A Urgência de um Ecologismo Centrado na Pessoa em Moçambique
Por Tiago J.B. Paqueliua
“Não há ecologia sem uma antropologia adequada.”
— Laudato Si’, n.º 118
Resumo
O conflito crescente entre comunidades humanas e fauna bravia em Moçambique, como evidenciado pela destruição recente de mais de 1500 hectares de culturas agrícolas por elefantes e hipopótamos em Machanga, província de Sofala, expõe uma realidade inquietante: a subalternização da vida humana no seio de uma conservação ambiental desumanizada. Este artigo defende uma reorientação ética e jurídica da política ambiental, fundamentada no direito canónico à vida, nos direitos humanos e nas práticas sustentáveis que coloquem o Homem no centro da criação.
Contexto e Problema
A 15 de Julho de 2025, os Serviços Distritais de Actividades Económicas de Machanga tornaram público que elefantes e hipopótamos destruíram mais de 1500 hectares de culturas alimentares, comprometendo gravemente a segurança alimentar de centenas de famílias camponesas. As autoridades locais admitem a gravidade da situação, mas hesitam em adoptar medidas que contrariem os protocolos internacionais de protecção da fauna bravia.

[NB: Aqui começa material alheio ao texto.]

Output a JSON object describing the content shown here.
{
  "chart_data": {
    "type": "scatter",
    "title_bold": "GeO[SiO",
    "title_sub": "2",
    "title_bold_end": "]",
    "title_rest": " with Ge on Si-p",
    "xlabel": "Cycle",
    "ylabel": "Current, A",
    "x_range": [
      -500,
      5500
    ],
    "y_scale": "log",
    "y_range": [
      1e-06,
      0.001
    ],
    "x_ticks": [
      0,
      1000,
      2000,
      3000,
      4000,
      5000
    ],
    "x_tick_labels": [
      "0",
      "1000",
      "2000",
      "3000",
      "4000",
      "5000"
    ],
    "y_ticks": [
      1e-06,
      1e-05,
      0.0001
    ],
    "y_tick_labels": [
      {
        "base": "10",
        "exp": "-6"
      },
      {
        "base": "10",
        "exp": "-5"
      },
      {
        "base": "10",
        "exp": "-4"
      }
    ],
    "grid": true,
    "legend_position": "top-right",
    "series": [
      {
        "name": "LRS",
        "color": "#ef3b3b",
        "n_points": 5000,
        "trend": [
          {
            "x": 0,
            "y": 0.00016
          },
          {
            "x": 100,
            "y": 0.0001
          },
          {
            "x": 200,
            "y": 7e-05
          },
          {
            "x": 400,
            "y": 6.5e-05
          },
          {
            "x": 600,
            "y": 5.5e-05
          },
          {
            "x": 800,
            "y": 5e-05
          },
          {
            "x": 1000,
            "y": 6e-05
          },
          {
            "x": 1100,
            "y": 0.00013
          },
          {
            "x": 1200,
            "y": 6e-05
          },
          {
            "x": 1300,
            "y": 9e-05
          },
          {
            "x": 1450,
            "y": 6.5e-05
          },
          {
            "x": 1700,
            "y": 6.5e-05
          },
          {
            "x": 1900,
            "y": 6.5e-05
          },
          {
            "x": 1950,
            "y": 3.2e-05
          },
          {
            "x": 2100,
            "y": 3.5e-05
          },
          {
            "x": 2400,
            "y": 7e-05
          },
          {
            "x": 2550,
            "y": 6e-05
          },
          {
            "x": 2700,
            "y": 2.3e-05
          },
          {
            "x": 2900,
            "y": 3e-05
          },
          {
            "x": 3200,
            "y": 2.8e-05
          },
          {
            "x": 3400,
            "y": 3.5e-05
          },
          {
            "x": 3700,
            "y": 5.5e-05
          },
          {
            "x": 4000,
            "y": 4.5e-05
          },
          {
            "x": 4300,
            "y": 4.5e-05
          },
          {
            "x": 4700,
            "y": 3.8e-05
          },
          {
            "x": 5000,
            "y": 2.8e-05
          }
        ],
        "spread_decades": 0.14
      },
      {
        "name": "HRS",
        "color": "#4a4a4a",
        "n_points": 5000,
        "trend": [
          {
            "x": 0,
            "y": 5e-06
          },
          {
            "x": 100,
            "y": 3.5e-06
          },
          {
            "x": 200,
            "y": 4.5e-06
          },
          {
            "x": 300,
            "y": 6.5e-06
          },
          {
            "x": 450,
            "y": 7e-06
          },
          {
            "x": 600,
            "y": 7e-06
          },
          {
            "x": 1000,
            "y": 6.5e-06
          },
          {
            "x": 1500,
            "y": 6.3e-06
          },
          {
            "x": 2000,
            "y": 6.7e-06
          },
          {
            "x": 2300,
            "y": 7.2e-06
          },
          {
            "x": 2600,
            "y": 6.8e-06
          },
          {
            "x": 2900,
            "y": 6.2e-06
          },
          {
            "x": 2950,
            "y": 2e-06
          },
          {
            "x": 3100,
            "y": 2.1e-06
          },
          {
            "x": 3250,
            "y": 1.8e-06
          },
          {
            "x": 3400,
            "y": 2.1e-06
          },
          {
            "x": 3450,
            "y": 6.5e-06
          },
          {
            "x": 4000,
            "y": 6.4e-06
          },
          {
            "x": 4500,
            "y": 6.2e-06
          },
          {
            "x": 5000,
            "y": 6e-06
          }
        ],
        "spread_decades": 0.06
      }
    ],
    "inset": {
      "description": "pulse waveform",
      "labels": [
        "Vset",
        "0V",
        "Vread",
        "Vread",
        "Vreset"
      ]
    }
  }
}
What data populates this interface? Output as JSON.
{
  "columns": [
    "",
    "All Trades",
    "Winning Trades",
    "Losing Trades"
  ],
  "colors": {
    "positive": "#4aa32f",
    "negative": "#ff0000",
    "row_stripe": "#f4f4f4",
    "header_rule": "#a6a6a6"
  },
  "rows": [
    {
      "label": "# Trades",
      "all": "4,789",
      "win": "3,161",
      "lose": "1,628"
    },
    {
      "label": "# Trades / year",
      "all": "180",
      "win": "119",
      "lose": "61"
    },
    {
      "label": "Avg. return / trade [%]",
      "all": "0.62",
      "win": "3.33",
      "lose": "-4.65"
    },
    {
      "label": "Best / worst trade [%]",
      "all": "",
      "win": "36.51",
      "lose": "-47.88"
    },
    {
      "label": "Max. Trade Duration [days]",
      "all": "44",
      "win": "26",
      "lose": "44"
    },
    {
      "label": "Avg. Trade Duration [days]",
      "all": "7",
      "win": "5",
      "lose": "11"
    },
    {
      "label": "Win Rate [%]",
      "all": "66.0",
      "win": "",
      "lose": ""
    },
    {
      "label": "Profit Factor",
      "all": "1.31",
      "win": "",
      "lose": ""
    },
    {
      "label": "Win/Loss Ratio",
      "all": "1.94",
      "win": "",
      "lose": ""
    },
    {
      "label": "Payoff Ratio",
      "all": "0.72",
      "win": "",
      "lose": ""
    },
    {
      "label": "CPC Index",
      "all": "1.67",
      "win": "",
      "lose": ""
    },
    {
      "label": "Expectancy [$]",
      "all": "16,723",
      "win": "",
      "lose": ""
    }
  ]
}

Este episódio não é isolado. Moçambique, como vários países do Sul Global, vive sob o peso de um modelo de conservação ambiental imposto por agências e fundos do Norte Global, onde o habitat dos animais é frequentemente mais protegido do que o espaço vital das pessoas. O resultado tem sido o reassentamento forçado, a invisibilização da pobreza rural, a criminalização da sobrevivência camponesa e a negação da centralidade do ser humano na ordem da criação.
Uma Leitura Teológica e Jurídico-Humanista da Natureza
A doutrina da mordomia da criação, presente no direito canónico e na tradição judaico-cristã, estabelece que o Homem é guardião da Terra — não seu dono, tampouco seu inimigo. Isso implica um compromisso ético com a natureza, sem negar que a vida humana é a referência maior de valor ontológico. Como sublinhou o Papa Francisco na Laudato Si’, a ecologia integral não é ecocêntrica nem antropocêntrica, mas relacional e humanizadora.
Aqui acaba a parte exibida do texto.